I'm not sure what the purpose of injecting random data that is only curated by language. Even for "English", which English are you curationg? What population?

Even the notion that the worldviews of all English speaking populations is "universal" is false, and thus an uncurrated data set is GIGO (Garbage In, Garbage Out). It's an inappropriate use of the tech.

Aaron

@paninid @russellmcormond @argv_minus_one @Uair

> I have a feeling that uncurated sets are common

I work in this field and can confirm that this is the case. I have rarely seen discussion on the matter in the workplace, either.

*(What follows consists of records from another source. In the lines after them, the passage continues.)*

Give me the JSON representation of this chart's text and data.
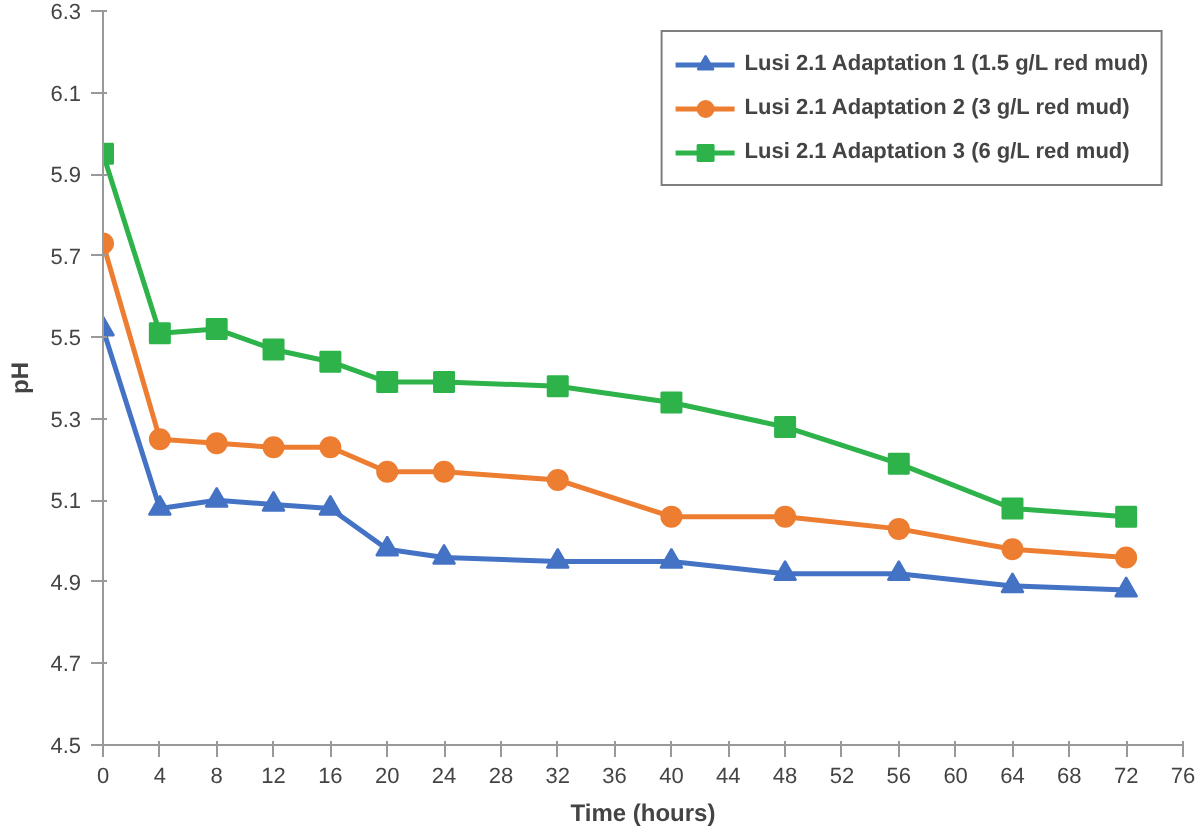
{
  "chart_data": {
    "type": "line",
    "xlabel": "Time (hours)",
    "ylabel": "pH",
    "x": [
      0,
      4,
      8,
      12,
      16,
      20,
      24,
      32,
      40,
      48,
      56,
      64,
      72
    ],
    "xlim": [
      0,
      76
    ],
    "xticks": [
      0,
      4,
      8,
      12,
      16,
      20,
      24,
      28,
      32,
      36,
      40,
      44,
      48,
      52,
      56,
      60,
      64,
      68,
      72,
      76
    ],
    "ylim": [
      4.5,
      6.3
    ],
    "yticks": [
      {
        "value": 4.5,
        "label": "4.5"
      },
      {
        "value": 4.7,
        "label": "4.7"
      },
      {
        "value": 4.9,
        "label": "4.9"
      },
      {
        "value": 5.1,
        "label": "5.1"
      },
      {
        "value": 5.3,
        "label": "5.3"
      },
      {
        "value": 5.5,
        "label": "5.5"
      },
      {
        "value": 5.7,
        "label": "5.7"
      },
      {
        "value": 5.9,
        "label": "5.9"
      },
      {
        "value": 6.1,
        "label": "6.1"
      },
      {
        "value": 6.3,
        "label": "6.3"
      }
    ],
    "grid": false,
    "legend": "top right",
    "series": [
      {
        "name": "Lusi 2.1 Adaptation 1 (1.5 g/L red mud)",
        "color": "#4472c4",
        "marker": "triangle",
        "values": [
          5.52,
          5.08,
          5.1,
          5.09,
          5.08,
          4.98,
          4.96,
          4.95,
          4.95,
          4.92,
          4.92,
          4.89,
          4.88
        ]
      },
      {
        "name": "Lusi 2.1 Adaptation 2 (3 g/L red mud)",
        "color": "#ed7d31",
        "marker": "circle",
        "values": [
          5.73,
          5.25,
          5.24,
          5.23,
          5.23,
          5.17,
          5.17,
          5.15,
          5.06,
          5.06,
          5.03,
          4.98,
          4.96
        ]
      },
      {
        "name": "Lusi 2.1 Adaptation 3 (6 g/L red mud)",
        "color": "#2db34a",
        "marker": "square",
        "values": [
          5.95,
          5.51,
          5.52,
          5.47,
          5.44,
          5.39,
          5.39,
          5.38,
          5.34,
          5.28,
          5.19,
          5.08,
          5.06
        ]
      }
    ]
  }
}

@paninid @russellmcormond @argv_minus_one @Uair Most discussion centers around whether the corporate project can reach its business goals using the data set. Questions focus on whether the data has the needed features and labels (the structure of the data), whether the data is comprehensive enough, whether the sample distribution is similar to the intended use, whether class imbalances (too much of one label and not enough of another) exist, and how clean or dirty the data is w.r.t. noise or mislabeling, but not the potential biases of that data. Data quality is generally assessed by some engineer looking at a few samples and forming a personal opinion. The vast majority of projects I have been involved in were "fly by the seat of your pants", and it was a struggle to get people to pay attention even to the majority of the questions I just listed.

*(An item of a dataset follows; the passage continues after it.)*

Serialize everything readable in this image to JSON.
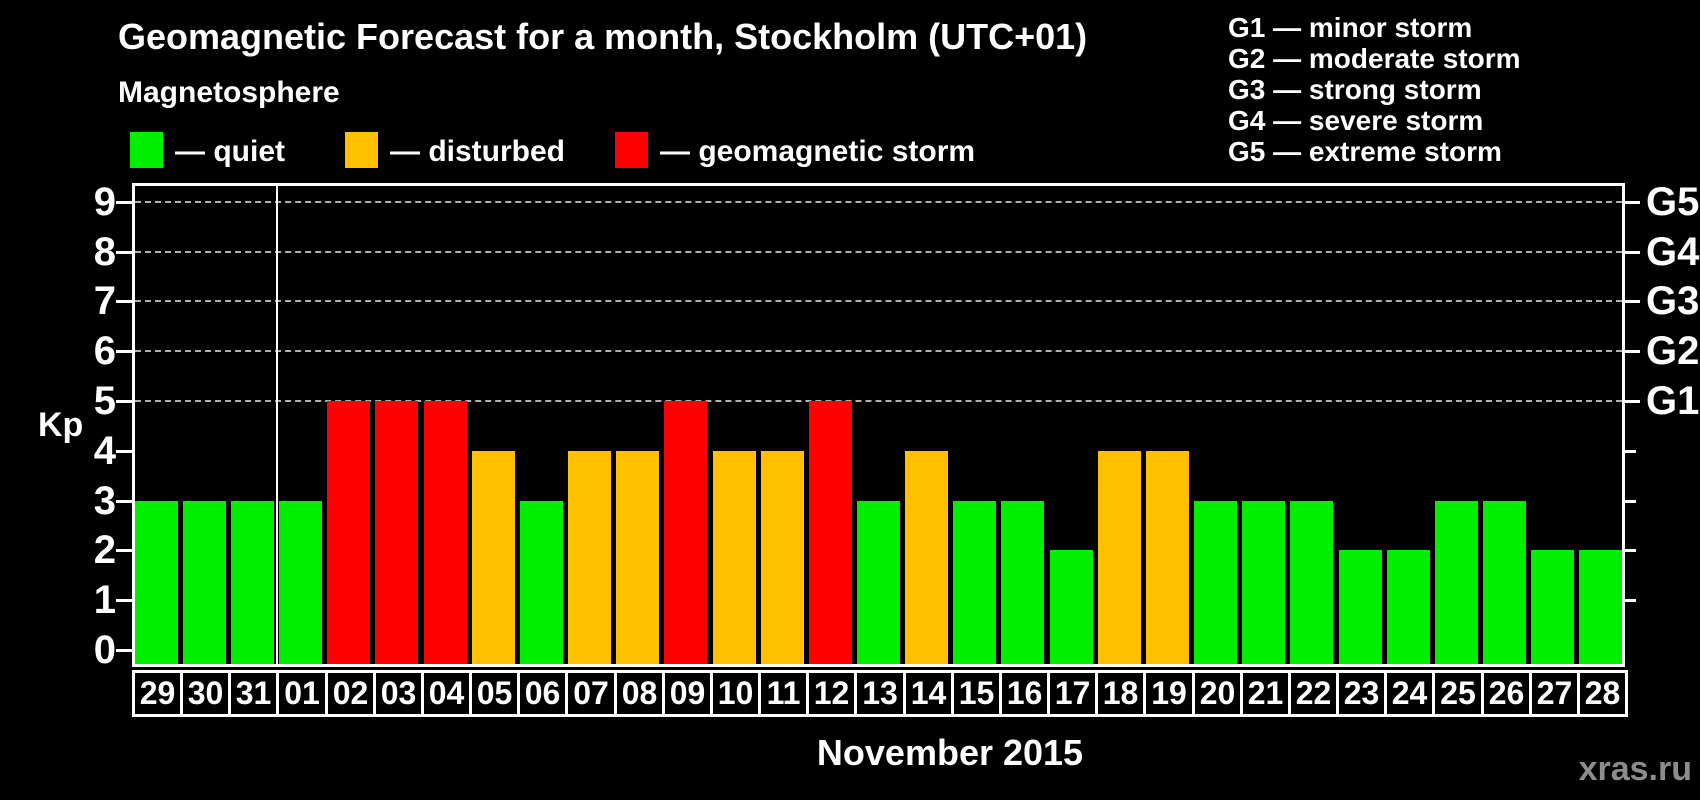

@paninid @russellmcormond @argv_minus_one @Uair The field of data science is in its infancy. People are still trying to figure out the right questions to ask about a data set. Many of the concepts are only intuitively defined, and the language is rapidly evolving. We are still in the wild west phase, where individual efforts to maintain order and justice are the primary source, and coverage is spotty at best. Small shops spring up throughout the corporate sphere, slapping tools together haphazardly to get to some ill-defined end goal with little understanding. The bigger ML focused groups are better, but still not good. With one of the largest teams I worked on, I struggled just to get them to see that overlap between their training and test data was an issue, much less to address it. Data was an afterthought.